Derakhshan et al. showed that the structural forms of each question were 0.58 ± 0.02 in the pretest and 0.44 ± 0.02 in post-test. Hence, there was a significant difference before and after training using an independent t-test. Therefore, holding empowerment programs for faculty members can effectively reduce the number of structural defects of questions and shows the need to maintain and expand such programs in medical education (10). Owolabi et al. (2021) revealed that the program was implemented to strengthen faculty members' quality in designing multiple-choice questions (11). Abdulghani et al. showed that faculty members’ longitudinal development workshops help improve teachers’ MCQ question writing skills, which also leads to high levels of student competence(12).

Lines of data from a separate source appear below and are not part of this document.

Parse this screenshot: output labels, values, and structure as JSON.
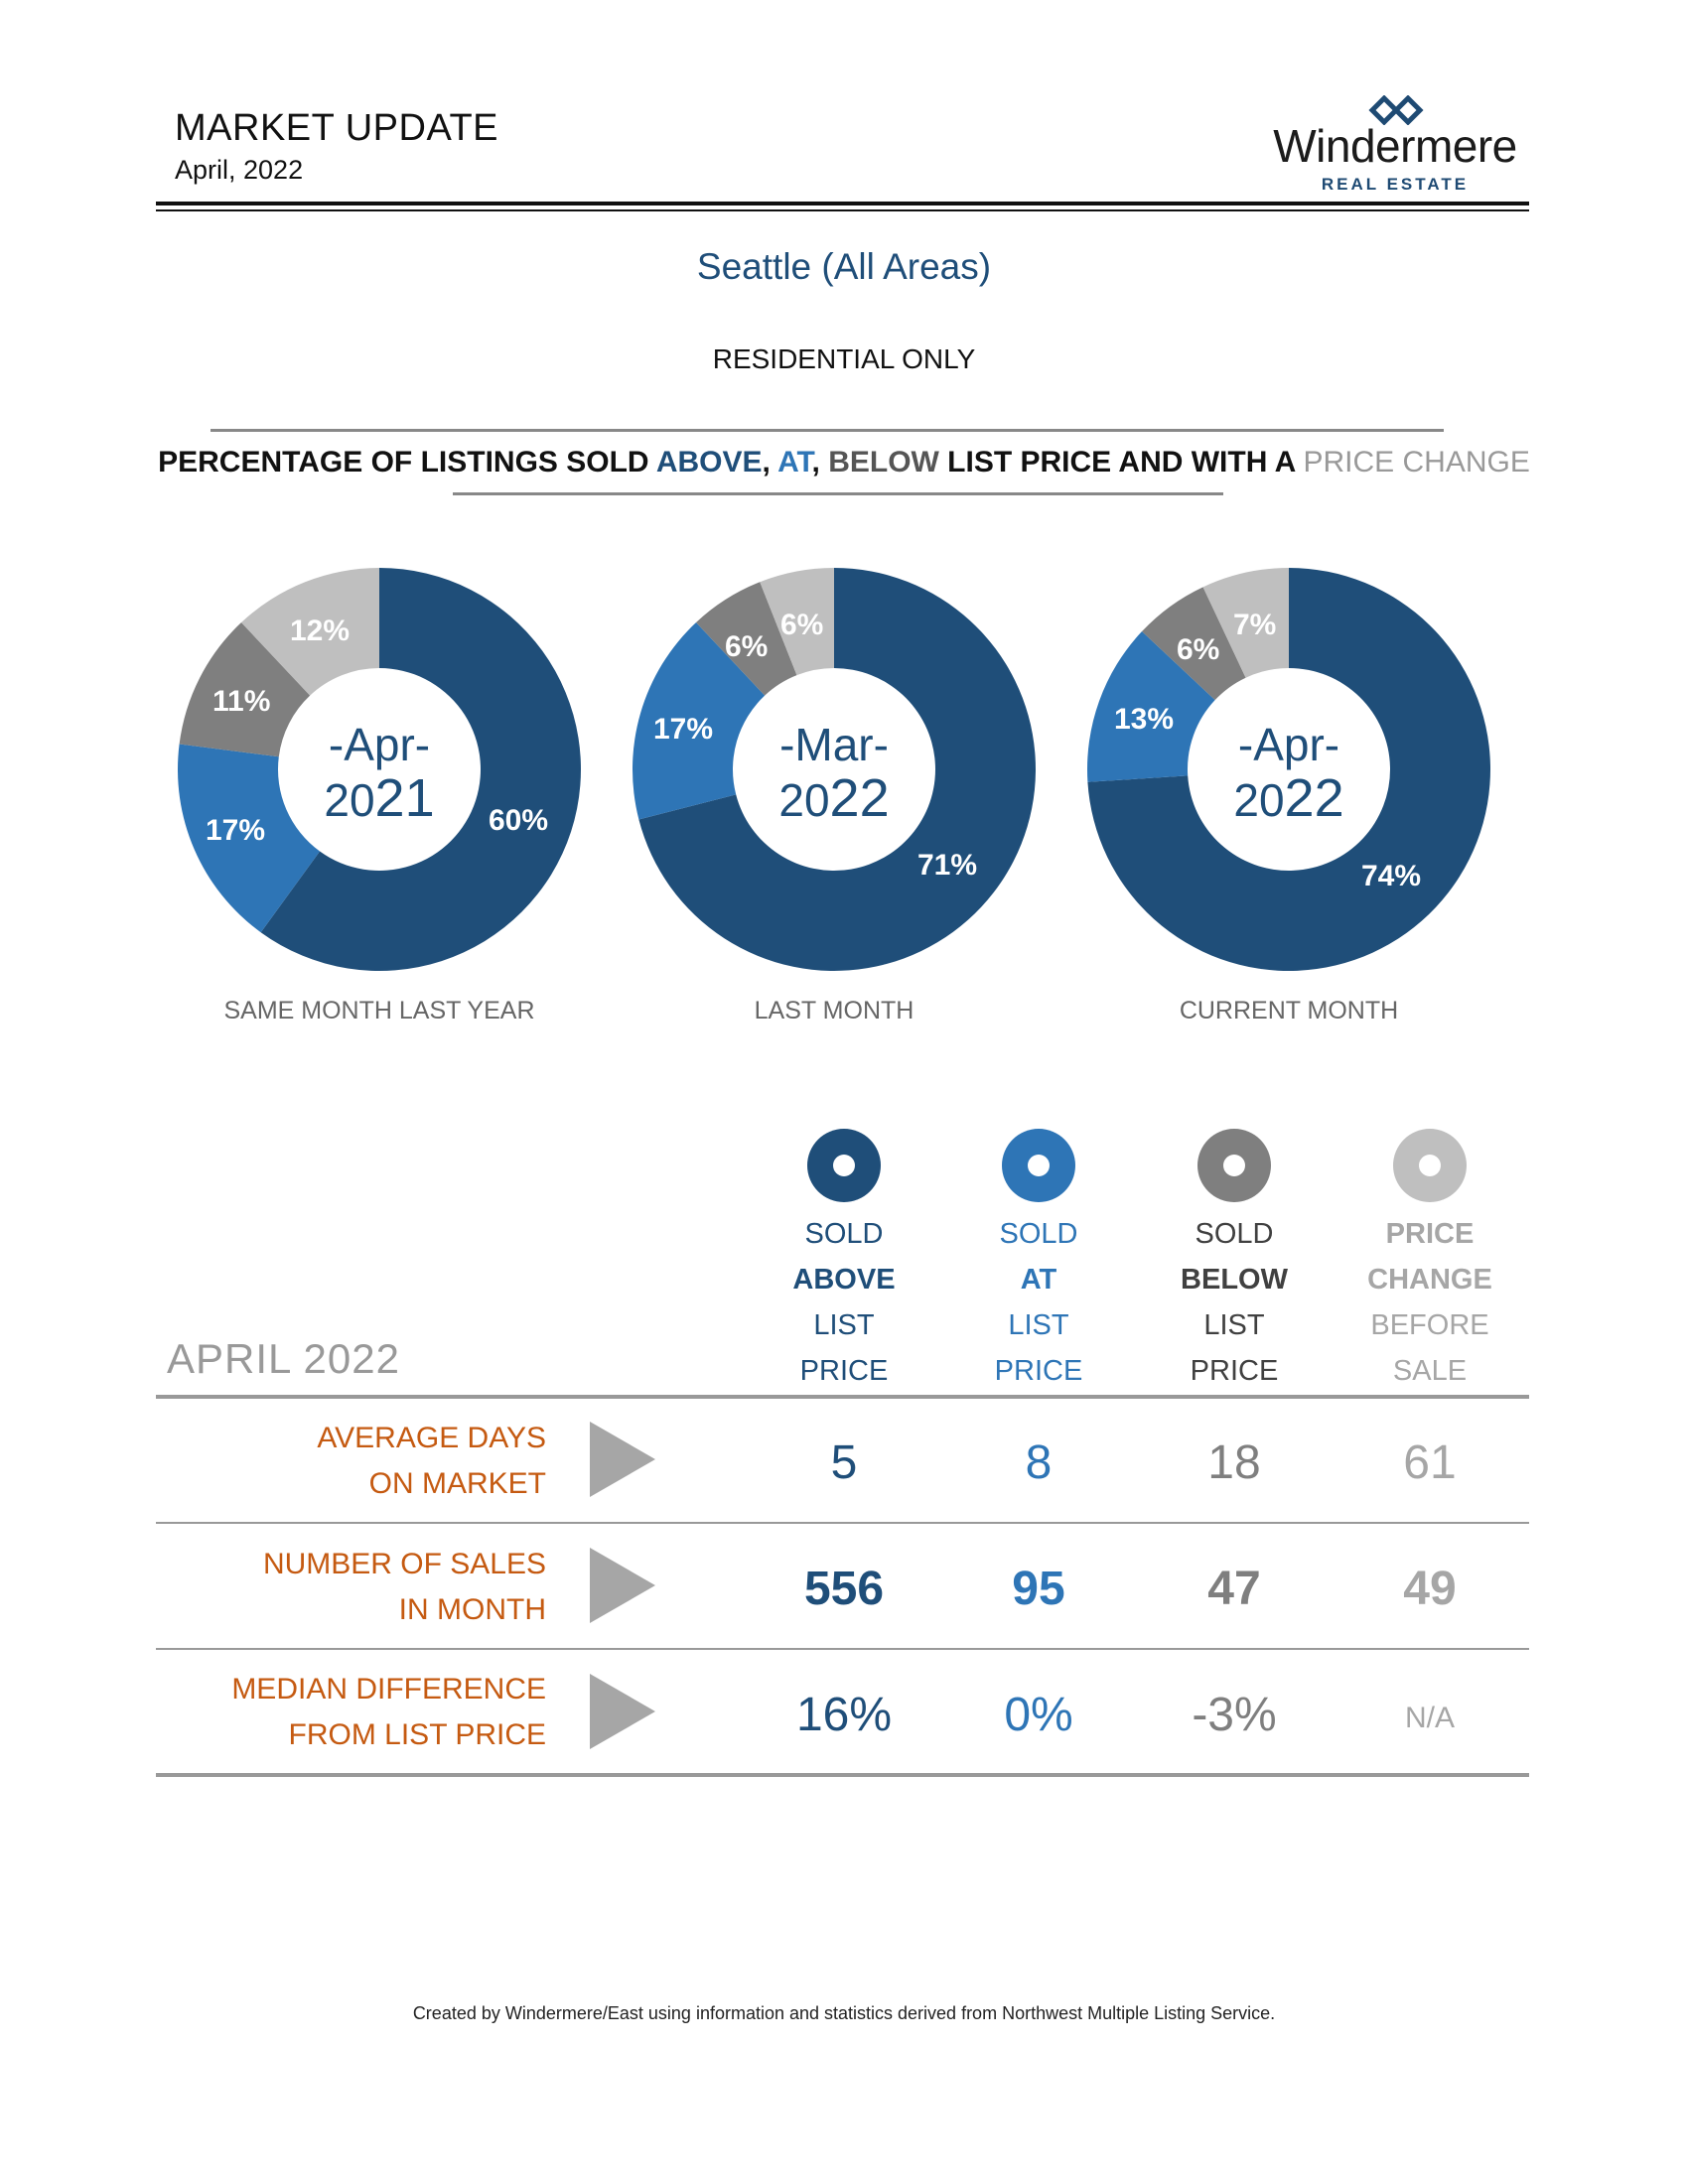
{
  "header": {
    "title": "MARKET UPDATE",
    "date": "April, 2022",
    "logo_word": "Windermere",
    "logo_sub": "REAL ESTATE"
  },
  "area_title": "Seattle (All Areas)",
  "subtitle": "RESIDENTIAL ONLY",
  "heading": {
    "pre": "PERCENTAGE OF LISTINGS SOLD ",
    "above": "ABOVE",
    "comma1": ", ",
    "at": "AT",
    "comma2": ", ",
    "below": "BELOW",
    "mid": " LIST PRICE AND WITH A ",
    "change": "PRICE CHANGE"
  },
  "colors": {
    "above": "#1f4e79",
    "at": "#2e75b6",
    "below": "#7f7f7f",
    "change": "#bfbfbf",
    "row_label": "#c55a11"
  },
  "chart_data": [
    {
      "type": "pie",
      "title": "-Apr- 2021",
      "center_line1": "-Apr-",
      "center_year_a": "20",
      "center_year_b": "21",
      "caption": "SAME MONTH LAST YEAR",
      "categories": [
        "Sold Above List Price",
        "Sold At List Price",
        "Sold Below List Price",
        "Price Change Before Sale"
      ],
      "values": [
        60,
        17,
        11,
        12
      ],
      "labels": [
        "60%",
        "17%",
        "11%",
        "12%"
      ]
    },
    {
      "type": "pie",
      "title": "-Mar- 2022",
      "center_line1": "-Mar-",
      "center_year_a": "20",
      "center_year_b": "22",
      "caption": "LAST MONTH",
      "categories": [
        "Sold Above List Price",
        "Sold At List Price",
        "Sold Below List Price",
        "Price Change Before Sale"
      ],
      "values": [
        71,
        17,
        6,
        6
      ],
      "labels": [
        "71%",
        "17%",
        "6%",
        "6%"
      ]
    },
    {
      "type": "pie",
      "title": "-Apr- 2022",
      "center_line1": "-Apr-",
      "center_year_a": "20",
      "center_year_b": "22",
      "caption": "CURRENT MONTH",
      "categories": [
        "Sold Above List Price",
        "Sold At List Price",
        "Sold Below List Price",
        "Price Change Before Sale"
      ],
      "values": [
        74,
        13,
        6,
        7
      ],
      "labels": [
        "74%",
        "13%",
        "6%",
        "7%"
      ]
    }
  ],
  "table": {
    "section_label": "APRIL 2022",
    "columns": [
      {
        "icon": "above-ring-icon",
        "l1": "SOLD",
        "l2": "ABOVE",
        "l3": "LIST",
        "l4": "PRICE"
      },
      {
        "icon": "at-ring-icon",
        "l1": "SOLD",
        "l2": "AT",
        "l3": "LIST",
        "l4": "PRICE"
      },
      {
        "icon": "below-ring-icon",
        "l1": "SOLD",
        "l2": "BELOW",
        "l3": "LIST",
        "l4": "PRICE"
      },
      {
        "icon": "change-ring-icon",
        "l1": "PRICE",
        "l2": "CHANGE",
        "l3": "BEFORE",
        "l4": "SALE"
      }
    ],
    "rows": [
      {
        "label1": "AVERAGE DAYS",
        "label2": "ON MARKET",
        "values": [
          "5",
          "8",
          "18",
          "61"
        ]
      },
      {
        "label1": "NUMBER OF SALES",
        "label2": "IN MONTH",
        "values": [
          "556",
          "95",
          "47",
          "49"
        ]
      },
      {
        "label1": "MEDIAN DIFFERENCE",
        "label2": "FROM LIST PRICE",
        "values": [
          "16%",
          "0%",
          "-3%",
          "N/A"
        ]
      }
    ]
  },
  "footer": "Created by Windermere/East using information and statistics derived from Northwest Multiple Listing Service."
}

According to the results, the exam difficulty index was within the range of 1.3 - 34.6%. Since the optimal difficulty index is in the range of 30 - 80% (8), it could be stated that most of the exams held in most KUMS courses had a suitable difficulty. In Pourmirza Kalhori et al., most evaluated questions had a moderate difficulty index (8). On the other hand, Vafamehr and Dadgostarnia, reported that most questions had a low difficulty index (13). Ashraf Pour et al. claimed that only 38% of the questions had a suitable difficulty index (14). According to Hosseini Teshnizi et al., most questions had an appropriate difficulty index, while the other questions had a low difficulty index and were easy to answer (15).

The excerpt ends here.